Tout le monde salue la découverte de ces faux administratifs et souhaite par conséquent que le très teigneux ministre Mamadou Namory Traoré puisse aller jusqu’au bout de sa logique. L’affaire semble prendre une allure très sérieuse après la publication, la semaine dernière, de la liste de 148 titulaires de faux diplômes qui avaient intégré la Fonction publique malienne après s’être fait passer pour des contractuels de l’Etat et des collectivités territoriales. Leur décision d’intégration est désormais annulée. Ils redeviennent de simples contractuels.
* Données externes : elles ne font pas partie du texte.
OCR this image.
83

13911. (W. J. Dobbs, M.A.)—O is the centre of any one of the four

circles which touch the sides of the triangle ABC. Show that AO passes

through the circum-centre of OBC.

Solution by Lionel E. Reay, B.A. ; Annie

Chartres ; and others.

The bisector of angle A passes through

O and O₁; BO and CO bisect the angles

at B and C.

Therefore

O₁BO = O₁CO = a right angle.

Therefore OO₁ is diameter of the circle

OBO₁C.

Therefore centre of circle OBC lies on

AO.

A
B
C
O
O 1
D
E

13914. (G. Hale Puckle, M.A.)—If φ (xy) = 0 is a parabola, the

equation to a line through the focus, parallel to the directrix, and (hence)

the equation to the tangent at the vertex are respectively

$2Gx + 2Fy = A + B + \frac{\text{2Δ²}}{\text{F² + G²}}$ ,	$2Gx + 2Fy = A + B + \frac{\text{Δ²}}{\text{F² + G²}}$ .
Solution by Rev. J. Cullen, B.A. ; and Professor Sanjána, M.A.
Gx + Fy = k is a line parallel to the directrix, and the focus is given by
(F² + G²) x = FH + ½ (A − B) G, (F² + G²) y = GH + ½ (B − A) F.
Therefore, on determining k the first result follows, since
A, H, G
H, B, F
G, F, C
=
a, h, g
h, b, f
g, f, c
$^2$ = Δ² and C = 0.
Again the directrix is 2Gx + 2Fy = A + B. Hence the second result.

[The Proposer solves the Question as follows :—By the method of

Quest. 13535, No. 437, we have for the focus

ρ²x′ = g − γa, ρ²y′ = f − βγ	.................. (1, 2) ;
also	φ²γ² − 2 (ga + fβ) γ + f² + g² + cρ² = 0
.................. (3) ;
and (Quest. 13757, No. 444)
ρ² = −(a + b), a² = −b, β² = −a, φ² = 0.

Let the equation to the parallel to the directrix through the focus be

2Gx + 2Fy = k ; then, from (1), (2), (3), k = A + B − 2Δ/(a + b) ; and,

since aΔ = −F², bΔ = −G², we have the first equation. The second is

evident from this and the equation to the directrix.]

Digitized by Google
Ils devront aussi prouver l’authenticité de leurs diplômes, sinon ils seront purement et simplement radiés et remplacés par des agents méritants. C’est pourquoi, du côté des nombreux jeunes diplômés sans emploi titulaires de vrais diplômes, on souhaite que le ministre Mamadou Namory Traoré aille jusqu’au bout. Il ne faudrait pas que cette affaire ait le goût d’inachevé auquel nous sommes habitués au Mali. Le ministre doit se départir des considérations sociales et politiques pour remettre un peu d’ordre et résoudre définitivement des actes qui ternissent l’image de notre Fonction publique depuis des années et sont à la base du désamour des jeunes diplômés envers celle-ci, tant les recrutements se faisaient de façon occulte.

Que se passe-t- il en réalité? L’affaire en cours concerne 2000 personnes, dans la Fonction publique de l’Etat et celle des collectivités territoriales, dont l’authenticité des diplômes est mise en cause. Sur ce nombre, le cas de 148 fonctionnaires est déjà avéré. Au départ, ces fraudeurs étaient des contractuels. Ils ont par la suite illégalement intégré la Fonction publique avec de faux diplômes. Certains sont même passés à une catégorie supérieure sans suivre la procédure normale en la matière. A titre d’exemple, il y en a qui sont passé de la catégorie C à la B et d’autres, de la catégorie B, qui ont été bombardés en A avec des faux diplômes venant de l’extérieur ou d’universités dont les diplômes ne sont reconnus ni par l’Etat malien ni par le CAMES.

Pour passer d’une catégorie inférieure à une supérieure, il faut remplir un certain nombre de conditions. En général, l’Etat accorde au fonctionnaire un congé de formation, à la fin duquel, avec son nouveau diplôme, il est reclassé. Des sources proches de la direction des Douanes nous rapportent que l’affaire y a pris des proportions démesurées. De simples agents de constatation auraient ainsi illégalement changé de catégorie.

D’où la colère de cet agent: «j’ai fait des études pour devenir Contrôleur des douanes. Comment quelqu’un qui a abandonné les études et sert comme chauffeur peut-il de rien devenir Contrôleur au même titre que moi? Dans ce cas, à quoi auront servi mes études? Ce n’est vraiment pas sérieux. C’est très grave. Vous savez, il y a plusieurs douaniers qui sont cette situation. C’est pourquoi nous saluons cette initiative du ministre et nous espérons qu’il aille jusqu’au bout». Les fraudeurs seront désormais rétrogradés. Le ministère leur accorde un droit de recours afin qu’ils prouvent l’authenticité de leurs diplômes, faute de quoi ils seront radiés. A suivre.